One ray of sunshine that I noted, was Rachel Reeves subtle hint that she may reconsider the interpretation of the UK’s fiscal rules to allow more borrowing and, just maybe, open the way for less tax rises in the 30th October Budget.


Since the 1990s, UK governments have set constraints on how much they can borrow to fund public spending net of tax revenues, as well as total public debt relative to GDP. These targets are required by legislation but have been frequently adjusted in response to changing circumstances or priorities. These are the “Fiscal Rules.”

 

A fiscal rule is simply a limit or restriction adopted by governments to constrain their decisions around taxes and public spending. The rules have generally been self-imposed, and they typically apply to a measure of the fiscal deficit (the gap between public expenditure and tax revenues in a given year), the public debt (the total amount borrowed to finance past deficits) or public spending relative to GDP. The UK Governments Debt-to-GDP ratio rose to 100% last month.

 

Governments in the UK have used fiscal rules to guide policy since 1997. During that time, public debt relative to GDP has risen materially as a consequence of major economic shocks. Commentators have become increasingly concerned that the rules have created incentives for poor policy-making (that is, chancellors have focused on meeting the rules rather than simply considering the spirit of their fiscal rules.

 

Perhaps the most important recent evolution in this set-up was the creation of the Office for Budget Responsibility (OBR) in 2010, which removed from the Treasury its ultimate control over the forecasts that underpin fiscal policy.
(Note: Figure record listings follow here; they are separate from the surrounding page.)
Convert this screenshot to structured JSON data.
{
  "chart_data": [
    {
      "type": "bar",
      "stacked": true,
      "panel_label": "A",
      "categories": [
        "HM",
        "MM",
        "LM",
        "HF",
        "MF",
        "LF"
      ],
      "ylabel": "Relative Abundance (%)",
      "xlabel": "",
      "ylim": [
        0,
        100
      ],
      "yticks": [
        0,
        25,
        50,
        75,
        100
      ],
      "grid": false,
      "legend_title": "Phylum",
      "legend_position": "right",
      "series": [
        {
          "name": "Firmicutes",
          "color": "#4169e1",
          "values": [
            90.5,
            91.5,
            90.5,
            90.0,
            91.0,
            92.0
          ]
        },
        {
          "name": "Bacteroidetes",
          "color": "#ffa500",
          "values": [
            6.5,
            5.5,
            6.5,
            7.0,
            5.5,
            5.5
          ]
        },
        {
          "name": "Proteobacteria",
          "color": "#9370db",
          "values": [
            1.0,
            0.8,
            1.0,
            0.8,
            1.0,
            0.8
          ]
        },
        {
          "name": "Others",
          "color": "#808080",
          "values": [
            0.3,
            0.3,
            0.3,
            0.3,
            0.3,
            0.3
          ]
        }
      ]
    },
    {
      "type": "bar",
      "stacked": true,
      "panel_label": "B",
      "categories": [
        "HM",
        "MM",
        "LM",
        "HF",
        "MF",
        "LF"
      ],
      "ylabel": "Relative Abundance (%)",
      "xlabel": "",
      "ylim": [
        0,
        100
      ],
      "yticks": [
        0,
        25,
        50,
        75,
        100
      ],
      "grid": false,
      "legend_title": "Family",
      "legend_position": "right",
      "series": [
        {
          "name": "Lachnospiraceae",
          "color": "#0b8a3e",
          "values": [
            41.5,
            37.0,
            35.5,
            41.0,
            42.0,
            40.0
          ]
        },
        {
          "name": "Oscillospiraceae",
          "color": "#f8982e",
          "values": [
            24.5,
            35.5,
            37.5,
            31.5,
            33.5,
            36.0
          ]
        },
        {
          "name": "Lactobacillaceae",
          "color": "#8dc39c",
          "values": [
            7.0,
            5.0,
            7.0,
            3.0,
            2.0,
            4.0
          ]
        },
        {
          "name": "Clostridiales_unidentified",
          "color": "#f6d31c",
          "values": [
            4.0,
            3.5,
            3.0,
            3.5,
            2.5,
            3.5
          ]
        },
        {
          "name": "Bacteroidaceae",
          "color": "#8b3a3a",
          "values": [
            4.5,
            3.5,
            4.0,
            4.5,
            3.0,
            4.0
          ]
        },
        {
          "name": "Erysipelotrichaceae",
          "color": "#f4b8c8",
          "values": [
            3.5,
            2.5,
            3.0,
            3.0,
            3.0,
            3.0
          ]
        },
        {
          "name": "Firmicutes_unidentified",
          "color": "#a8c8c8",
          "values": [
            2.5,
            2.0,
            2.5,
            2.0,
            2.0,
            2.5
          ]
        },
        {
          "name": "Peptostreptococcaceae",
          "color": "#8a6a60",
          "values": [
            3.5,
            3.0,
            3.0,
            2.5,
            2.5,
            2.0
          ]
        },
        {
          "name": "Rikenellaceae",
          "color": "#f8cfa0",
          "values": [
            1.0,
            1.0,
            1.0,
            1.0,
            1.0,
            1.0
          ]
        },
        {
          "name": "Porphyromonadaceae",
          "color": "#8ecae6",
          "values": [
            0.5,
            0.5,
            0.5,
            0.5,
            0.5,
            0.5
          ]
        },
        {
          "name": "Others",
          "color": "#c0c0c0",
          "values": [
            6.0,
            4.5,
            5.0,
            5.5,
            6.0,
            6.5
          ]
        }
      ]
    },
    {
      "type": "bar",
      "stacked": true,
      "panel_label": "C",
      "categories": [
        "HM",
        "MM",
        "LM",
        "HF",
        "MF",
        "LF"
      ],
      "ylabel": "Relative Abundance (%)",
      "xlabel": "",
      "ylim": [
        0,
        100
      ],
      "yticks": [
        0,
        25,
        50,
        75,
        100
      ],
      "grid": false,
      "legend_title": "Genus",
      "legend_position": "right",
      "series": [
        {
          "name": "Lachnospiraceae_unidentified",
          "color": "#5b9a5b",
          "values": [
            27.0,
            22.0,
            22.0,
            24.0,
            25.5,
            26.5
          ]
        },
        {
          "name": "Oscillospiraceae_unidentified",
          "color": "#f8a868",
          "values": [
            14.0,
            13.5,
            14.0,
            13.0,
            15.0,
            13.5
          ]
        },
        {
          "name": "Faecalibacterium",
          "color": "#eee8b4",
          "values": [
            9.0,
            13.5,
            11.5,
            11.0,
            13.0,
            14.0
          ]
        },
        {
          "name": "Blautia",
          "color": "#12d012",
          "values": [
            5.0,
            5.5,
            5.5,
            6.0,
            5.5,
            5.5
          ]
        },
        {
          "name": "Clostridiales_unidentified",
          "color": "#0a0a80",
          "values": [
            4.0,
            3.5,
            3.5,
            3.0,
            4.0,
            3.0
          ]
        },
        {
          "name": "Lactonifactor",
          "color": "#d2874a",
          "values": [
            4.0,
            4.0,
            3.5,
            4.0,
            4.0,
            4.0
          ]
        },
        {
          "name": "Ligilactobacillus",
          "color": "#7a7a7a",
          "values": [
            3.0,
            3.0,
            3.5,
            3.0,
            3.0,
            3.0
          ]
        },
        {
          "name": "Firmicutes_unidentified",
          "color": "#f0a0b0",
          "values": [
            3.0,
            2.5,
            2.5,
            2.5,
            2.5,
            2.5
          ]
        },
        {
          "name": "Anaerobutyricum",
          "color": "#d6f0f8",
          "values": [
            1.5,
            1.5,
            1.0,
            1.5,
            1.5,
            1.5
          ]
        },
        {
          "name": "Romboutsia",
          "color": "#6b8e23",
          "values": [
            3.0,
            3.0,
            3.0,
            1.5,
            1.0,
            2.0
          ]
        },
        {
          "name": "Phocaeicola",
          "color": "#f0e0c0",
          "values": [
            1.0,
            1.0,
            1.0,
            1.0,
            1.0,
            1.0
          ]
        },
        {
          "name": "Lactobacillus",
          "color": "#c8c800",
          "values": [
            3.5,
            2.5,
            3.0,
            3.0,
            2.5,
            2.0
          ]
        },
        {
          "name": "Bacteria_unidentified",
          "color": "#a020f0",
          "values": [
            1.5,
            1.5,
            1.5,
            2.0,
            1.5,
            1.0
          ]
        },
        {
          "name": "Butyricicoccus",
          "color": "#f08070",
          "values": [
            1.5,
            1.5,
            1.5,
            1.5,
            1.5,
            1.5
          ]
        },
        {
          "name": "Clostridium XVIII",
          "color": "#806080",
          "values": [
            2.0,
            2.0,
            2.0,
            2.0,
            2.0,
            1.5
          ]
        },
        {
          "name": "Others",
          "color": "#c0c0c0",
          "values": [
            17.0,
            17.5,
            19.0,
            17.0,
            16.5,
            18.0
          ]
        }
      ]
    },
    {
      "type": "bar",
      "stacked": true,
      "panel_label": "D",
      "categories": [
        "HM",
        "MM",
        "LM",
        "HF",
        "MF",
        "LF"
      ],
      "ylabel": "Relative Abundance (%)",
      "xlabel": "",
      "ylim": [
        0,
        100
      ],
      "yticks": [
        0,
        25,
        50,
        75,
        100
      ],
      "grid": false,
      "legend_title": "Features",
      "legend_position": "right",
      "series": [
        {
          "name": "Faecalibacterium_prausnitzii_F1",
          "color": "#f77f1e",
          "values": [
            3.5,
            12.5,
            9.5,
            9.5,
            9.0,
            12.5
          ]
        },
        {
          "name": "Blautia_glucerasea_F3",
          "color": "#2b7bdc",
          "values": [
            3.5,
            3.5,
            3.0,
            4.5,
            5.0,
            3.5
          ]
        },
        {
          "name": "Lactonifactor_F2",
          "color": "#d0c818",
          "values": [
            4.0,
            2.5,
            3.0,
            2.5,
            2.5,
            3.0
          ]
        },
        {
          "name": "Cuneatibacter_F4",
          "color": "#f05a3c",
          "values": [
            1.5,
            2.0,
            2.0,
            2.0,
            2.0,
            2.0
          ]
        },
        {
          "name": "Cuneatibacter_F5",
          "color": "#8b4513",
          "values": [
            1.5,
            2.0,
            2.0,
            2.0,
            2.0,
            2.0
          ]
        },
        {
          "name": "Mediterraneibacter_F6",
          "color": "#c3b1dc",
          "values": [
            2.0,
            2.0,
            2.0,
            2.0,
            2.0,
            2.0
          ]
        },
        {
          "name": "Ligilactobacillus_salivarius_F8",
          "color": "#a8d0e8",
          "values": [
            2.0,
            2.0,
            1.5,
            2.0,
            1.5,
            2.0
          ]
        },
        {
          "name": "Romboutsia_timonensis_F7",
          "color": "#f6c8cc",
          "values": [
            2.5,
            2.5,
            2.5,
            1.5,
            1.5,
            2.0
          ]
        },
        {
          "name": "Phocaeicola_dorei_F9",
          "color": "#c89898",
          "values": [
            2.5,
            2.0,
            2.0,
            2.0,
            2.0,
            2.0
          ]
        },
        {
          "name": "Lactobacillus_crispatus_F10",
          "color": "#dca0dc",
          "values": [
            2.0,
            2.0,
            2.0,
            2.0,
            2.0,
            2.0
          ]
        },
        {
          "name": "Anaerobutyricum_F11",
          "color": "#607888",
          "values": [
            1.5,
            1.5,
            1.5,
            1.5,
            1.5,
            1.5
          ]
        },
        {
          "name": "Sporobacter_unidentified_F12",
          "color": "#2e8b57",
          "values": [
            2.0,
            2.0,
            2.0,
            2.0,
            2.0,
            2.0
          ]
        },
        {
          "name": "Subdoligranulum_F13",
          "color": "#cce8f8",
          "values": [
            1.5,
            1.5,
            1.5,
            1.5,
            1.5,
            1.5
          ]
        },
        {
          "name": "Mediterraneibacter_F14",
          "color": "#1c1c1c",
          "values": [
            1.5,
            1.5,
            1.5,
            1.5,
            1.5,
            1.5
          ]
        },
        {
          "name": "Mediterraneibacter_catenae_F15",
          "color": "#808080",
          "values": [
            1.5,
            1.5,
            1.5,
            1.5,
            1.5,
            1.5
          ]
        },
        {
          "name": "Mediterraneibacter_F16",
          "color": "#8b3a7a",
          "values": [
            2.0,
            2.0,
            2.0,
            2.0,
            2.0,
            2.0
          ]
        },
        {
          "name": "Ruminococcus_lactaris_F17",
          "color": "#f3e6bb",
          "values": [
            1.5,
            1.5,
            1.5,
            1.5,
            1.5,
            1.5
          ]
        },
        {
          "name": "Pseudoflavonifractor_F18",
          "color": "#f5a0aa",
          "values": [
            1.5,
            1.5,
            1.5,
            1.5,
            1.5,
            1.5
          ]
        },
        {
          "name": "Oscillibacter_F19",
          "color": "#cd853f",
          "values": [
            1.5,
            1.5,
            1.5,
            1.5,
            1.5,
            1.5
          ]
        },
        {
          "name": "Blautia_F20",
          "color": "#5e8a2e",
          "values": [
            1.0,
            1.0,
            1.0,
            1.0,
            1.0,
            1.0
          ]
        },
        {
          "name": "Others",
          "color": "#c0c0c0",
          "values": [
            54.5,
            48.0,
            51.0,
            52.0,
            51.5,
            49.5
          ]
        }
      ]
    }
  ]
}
As a result, fiscal rules should be seen as an expression of a government’s objectives, not something that dictates those objectives.

 

Further, it is relatively simple for a government in the UK to change its fiscal rules – a feature of increasing concern in recent years as fiscal rules have been changed more frequently by the chancellor of the day. It was therefore very interesting to hear Chancellor of the Exchequer Rachel Reeves signalling this week that she supported alternative approaches to measuring the national debt that would allow more infrastructure spending.

 

Reeves told delegates on Monday: “It is time the Treasury moved on from just counting the costs of investment in our economy to recognising the benefits, too.” We are told that sources confirmed she could change the way the government’s five-year debt rule is assessed to allow more spending on housing, roads, and hospitals. The UK's current fiscal rules state that the debt-to-GDP ratio should be falling within a five-year horizon and the ratio of the annual budget deficit to GDP should be below 3% by the end of the same period.

 

Important changes to the way the Fiscal Rules are interpreted could include excluding losses for the Treasury on the Bank of England winding down its crisis-era quantitative easing bond-buying programme, which experts say could open up headroom in the public finances’ worth up to £15bn. It could also include moving Labour’s new investment institutions, the National Wealth Fund and GB Energy, off the government’s books.

 

Whilst we may have a vested interest in this news as we consider the impact of the Budget on our clients, maybe, just maybe, the rays of light are starting to shine through the gloom. Have a good weekend.